Keepalived + Nginx + Tomcat + PostgreSQL HA Configuration

                    ┌─────────────────────────────────┐
│ VIP: 192.168.1.100 │
│ (Keepalived VRRP managed) │
└────────────┬────────────────────┘

┌──────────────────┴──────────────────┐
▼ ▼
┌─────────────────────┐ ┌─────────────────────┐
│ Nginx Master │ │ Nginx Backup │
│ 192.168.1.10 │ │ 192.168.1.11 │
│ (VRRP Priority 100) │ │ (VRRP Priority 90) │
└──────────┬──────────┘ └─────────────────────┘
│ (VIP transferred on failure)

┌──────────────────────────────────────────────┐
│ Nginx Upstream (Load Balancing) │
└────────────┬─────────────────┬───────────────┘
▼ ▼
┌────────────────┐ ┌────────────────┐
│ Tomcat Node 1 │ │ Tomcat Node 2 │
│ 192.168.1.20 │ │ 192.168.1.21 │
│ :8080 │ │ :8080 │
└────────┬───────┘ └───────┬────────┘
└─────────┬─────────┘

┌──────────────────────────────────────────────┐
│ PostgreSQL Primary-Standby │
│ Primary: 192.168.1.30 ──▶ Standby: 192.168.1.31 │
└──────────────────────────────────────────────┘

This configuration eliminates SPOFs at every layer. When the Nginx Master fails, Keepalived automatically transfers the VIP to the Backup. When a Tomcat node fails, Nginx upstream automatically removes it. When the PostgreSQL Primary fails, the Standby is promoted to Primary.

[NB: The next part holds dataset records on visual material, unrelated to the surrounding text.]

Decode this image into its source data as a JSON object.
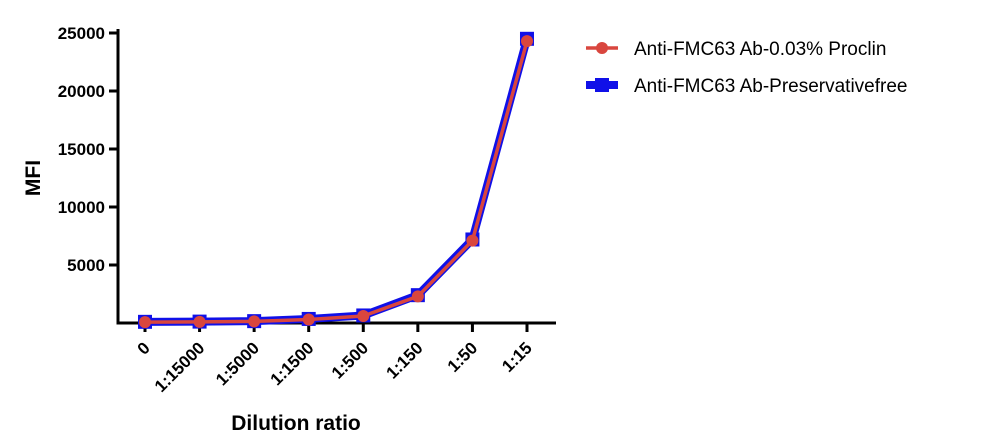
{
  "chart_data": {
    "type": "line",
    "title": "",
    "xlabel": "Dilution ratio",
    "ylabel": "MFI",
    "categories": [
      "0",
      "1:15000",
      "1:5000",
      "1:1500",
      "1:500",
      "1:150",
      "1:50",
      "1:15"
    ],
    "ylim": [
      0,
      25000
    ],
    "yticks": [
      5000,
      10000,
      15000,
      20000,
      25000
    ],
    "ytick_labels": [
      "5000",
      "10000",
      "15000",
      "20000",
      "25000"
    ],
    "grid": false,
    "legend_position": "top-right",
    "series": [
      {
        "name": "Anti-FMC63 Ab-Preservativefree",
        "values": [
          100,
          120,
          160,
          350,
          650,
          2400,
          7200,
          24500
        ],
        "color": "#1010e8",
        "marker": "square"
      },
      {
        "name": "Anti-FMC63 Ab-0.03% Proclin",
        "values": [
          80,
          100,
          140,
          300,
          600,
          2300,
          7100,
          24300
        ],
        "color": "#d9463e",
        "marker": "circle"
      }
    ],
    "legend_order": [
      1,
      0
    ]
  }
}
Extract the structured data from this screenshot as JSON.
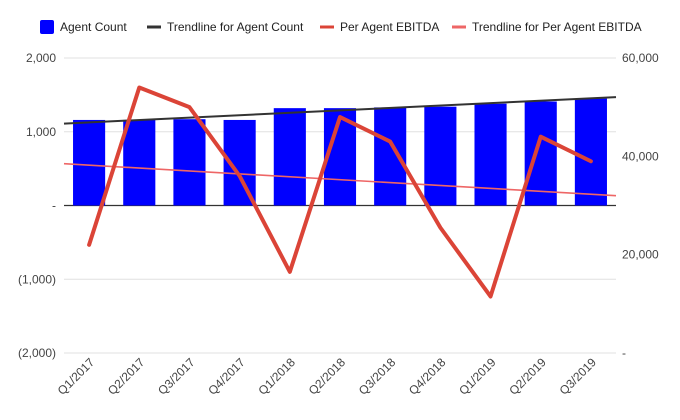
{
  "chart_data": {
    "type": "bar",
    "categories": [
      "Q1/2017",
      "Q2/2017",
      "Q3/2017",
      "Q4/2017",
      "Q1/2018",
      "Q2/2018",
      "Q3/2018",
      "Q4/2018",
      "Q1/2019",
      "Q2/2019",
      "Q3/2019"
    ],
    "series": [
      {
        "name": "Agent Count",
        "kind": "bar",
        "axis": "left",
        "color": "#0000ff",
        "values": [
          1160,
          1160,
          1170,
          1160,
          1320,
          1320,
          1330,
          1340,
          1380,
          1410,
          1450
        ]
      },
      {
        "name": "Trendline for Agent Count",
        "kind": "trendline",
        "axis": "left",
        "color": "#333333",
        "start": 1110,
        "end": 1470
      },
      {
        "name": "Per Agent EBITDA",
        "kind": "line",
        "axis": "right",
        "color": "#db4437",
        "values": [
          22000,
          54000,
          50000,
          36000,
          16500,
          48000,
          43000,
          25500,
          11500,
          44000,
          39000
        ]
      },
      {
        "name": "Trendline for Per Agent EBITDA",
        "kind": "trendline",
        "axis": "right",
        "color": "#ee6666",
        "start": 38500,
        "end": 32000
      }
    ],
    "left_axis": {
      "ylim": [
        -2000,
        2000
      ],
      "ticks": [
        {
          "value": 2000,
          "label": "2,000"
        },
        {
          "value": 1000,
          "label": "1,000"
        },
        {
          "value": 0,
          "label": "-"
        },
        {
          "value": -1000,
          "label": "(1,000)"
        },
        {
          "value": -2000,
          "label": "(2,000)"
        }
      ]
    },
    "right_axis": {
      "ylim": [
        0,
        60000
      ],
      "ticks": [
        {
          "value": 60000,
          "label": "60,000"
        },
        {
          "value": 40000,
          "label": "40,000"
        },
        {
          "value": 20000,
          "label": "20,000"
        },
        {
          "value": 0,
          "label": "-"
        }
      ]
    },
    "legend_position": "top",
    "grid": true
  }
}
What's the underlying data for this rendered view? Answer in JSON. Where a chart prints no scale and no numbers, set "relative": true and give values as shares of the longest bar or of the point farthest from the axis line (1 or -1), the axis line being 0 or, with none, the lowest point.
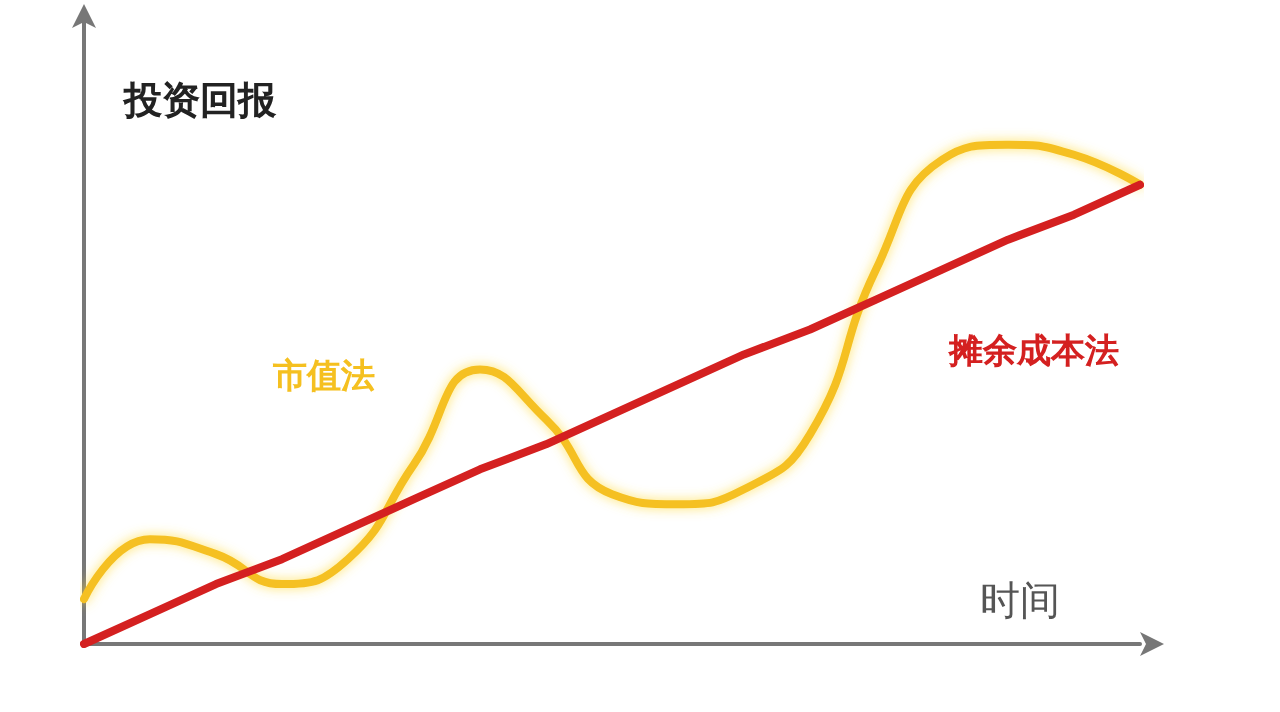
{
  "chart_data": {
    "type": "line",
    "relative": true,
    "xlabel": "时间",
    "ylabel": "投资回报",
    "categories": [
      null,
      null,
      null,
      null,
      null,
      null,
      null,
      null,
      null,
      null,
      null,
      null,
      null,
      null,
      null,
      null,
      null
    ],
    "grid": false,
    "legend": false,
    "line_style": "solid",
    "series": [
      {
        "name": "市值法",
        "color": "#f5c020",
        "values": [
          0.09,
          0.21,
          0.18,
          0.12,
          0.17,
          0.36,
          0.55,
          0.45,
          0.3,
          0.28,
          0.31,
          0.42,
          0.75,
          0.97,
          1.0,
          0.98,
          0.92
        ]
      },
      {
        "name": "摊余成本法",
        "color": "#d42020",
        "values": [
          0,
          0.06,
          0.12,
          0.17,
          0.23,
          0.29,
          0.35,
          0.4,
          0.46,
          0.52,
          0.58,
          0.63,
          0.69,
          0.75,
          0.81,
          0.86,
          0.92
        ]
      }
    ]
  }
}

Important Considerations for HA Design

Split-Brain Problem: In Active-Active configurations, a network partition can cause both nodes to believe they are the Primary. Prevent this with Quorum-based decision-making and Fencing mechanisms.

Thundering Herd: After failure recovery, all requests flood in at once. Mitigate with gradual traffic transition and cache warm-up.

Operational Complexity: HA configurations increase operational complexity. Choose a level appropriate for your team's capabilities and service scale.

Pro Tips

  • Focus on reducing MTTR (Mean Time To Recovery) rather than availability numbers. Failures will always occur.
  • Use Chaos Engineering to periodically simulate failures and validate recovery procedures.
  • Design health check endpoints to include the connection status of external dependencies (DB, cache).
  • Always pair automatic failover with alerts so the operations team is notified.
  • Track actual user experience-based availability metrics (synthetic monitoring, RUM) rather than SLA figures.